What does the future hold for Gold?
Experts have bullish predictions.
by Ivan Martinez | Laguna Beach, CA | 12 August 2023
Firstly, what causes the price of Gold to go up — or down?
Gold price fluctuations are influenced by a variety of factors, and it can be difficult to predict exact future movements. However, there are certain patterns and trends that have historically been observed. Here are some of these common patterns and factors that can influence gold price fluctuations:
- Supply and Demand: Like any commodity, gold prices are influenced by supply and demand dynamics. Increased demand or limited supply can lead to price increases, while decreased demand or higher supply can lead to price decreases.
- Economic Conditions: Economic indicators such as inflation, interest rates, and GDP growth can impact gold prices. During times of economic uncertainty or inflationary pressures, investors may turn to gold as a safe-haven asset, driving up its price.
- Geopolitical Events: Political instability, conflicts, and geopolitical tensions can lead to higher demand for gold as a hedge against uncertainty. This can cause prices to rise.
- Central Bank Policies: Actions taken by central banks, such as changes in interest rates and monetary policy, can influence gold prices.
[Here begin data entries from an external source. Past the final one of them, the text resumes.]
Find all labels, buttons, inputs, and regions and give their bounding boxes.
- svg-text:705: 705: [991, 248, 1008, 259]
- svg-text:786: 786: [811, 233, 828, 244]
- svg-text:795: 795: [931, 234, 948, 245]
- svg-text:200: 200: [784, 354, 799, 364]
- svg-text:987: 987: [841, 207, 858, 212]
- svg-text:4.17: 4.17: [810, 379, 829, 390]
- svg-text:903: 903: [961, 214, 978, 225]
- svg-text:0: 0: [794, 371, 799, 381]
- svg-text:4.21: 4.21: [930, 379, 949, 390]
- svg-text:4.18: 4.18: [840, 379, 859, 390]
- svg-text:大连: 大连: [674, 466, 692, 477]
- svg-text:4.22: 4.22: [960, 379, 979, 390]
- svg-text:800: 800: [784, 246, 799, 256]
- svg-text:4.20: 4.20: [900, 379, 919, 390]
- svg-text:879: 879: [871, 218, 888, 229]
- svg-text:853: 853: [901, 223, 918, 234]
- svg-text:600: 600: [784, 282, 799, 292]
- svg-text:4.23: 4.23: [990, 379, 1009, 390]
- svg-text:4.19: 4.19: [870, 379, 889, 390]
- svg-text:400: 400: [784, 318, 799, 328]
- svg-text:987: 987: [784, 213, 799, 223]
Lower interest rates and loose monetary policy can potentially lead to higher gold prices.
- Currency Strength: The strength of the U.S. dollar has an inverse relationship with gold prices. A weaker dollar often leads to higher gold prices because gold becomes cheaper for holders of other currencies.
- Market Sentiment: Investor sentiment and psychological factors play a role in gold price fluctuations. Fear and uncertainty can drive investors to seek the safety of gold, while periods of optimism may lead to decreased demand.
- Seasonal Trends: There are historical seasonal trends in gold prices, with demand often being stronger during certain times of the year. For example: festive seasons and wedding seasons in countries where gold is culturally significant.
- Technical Analysis: Some traders use technical analysis to identify patterns and trends in price charts to make predictions about future price movements.
- Mining Costs: The cost of gold production can impact prices. If mining becomes more expensive due to factors like rising energy costs, it might affect the supply side.
2024 Predictions for Gold
With so many geopolitical events occurring worldwide, many are wondering what the future holds for Gold — more than usual. Today the Russo-Ukrainian war is still occurring. We are in tumultuous times all around the world geopolitically. Thus, many factors are involved in the gold prices of today. Nevertheless, demand for gold remains high and experts have bullish predictions.
- ABN Amro – $2,000
- AG Thorson for FX Empire – Target of $3,000
- Natixis – $1,920 average
- UBS – $2,250
- BMI – $1,850
- Trading Economics – $2,016
- Commerzbank – $2,050
Bullionbypost.eu outlined an average of existing predictions on the future price of Gold. Here are forecasts from ABN, UBS, Commerzbank, and more . An average of these 7 forecasts is $2,155.14 per ounce. This would mean a new all-time high. Because gold tested the current high of $2,080 in 2023, a new record does seem plausible in 2024.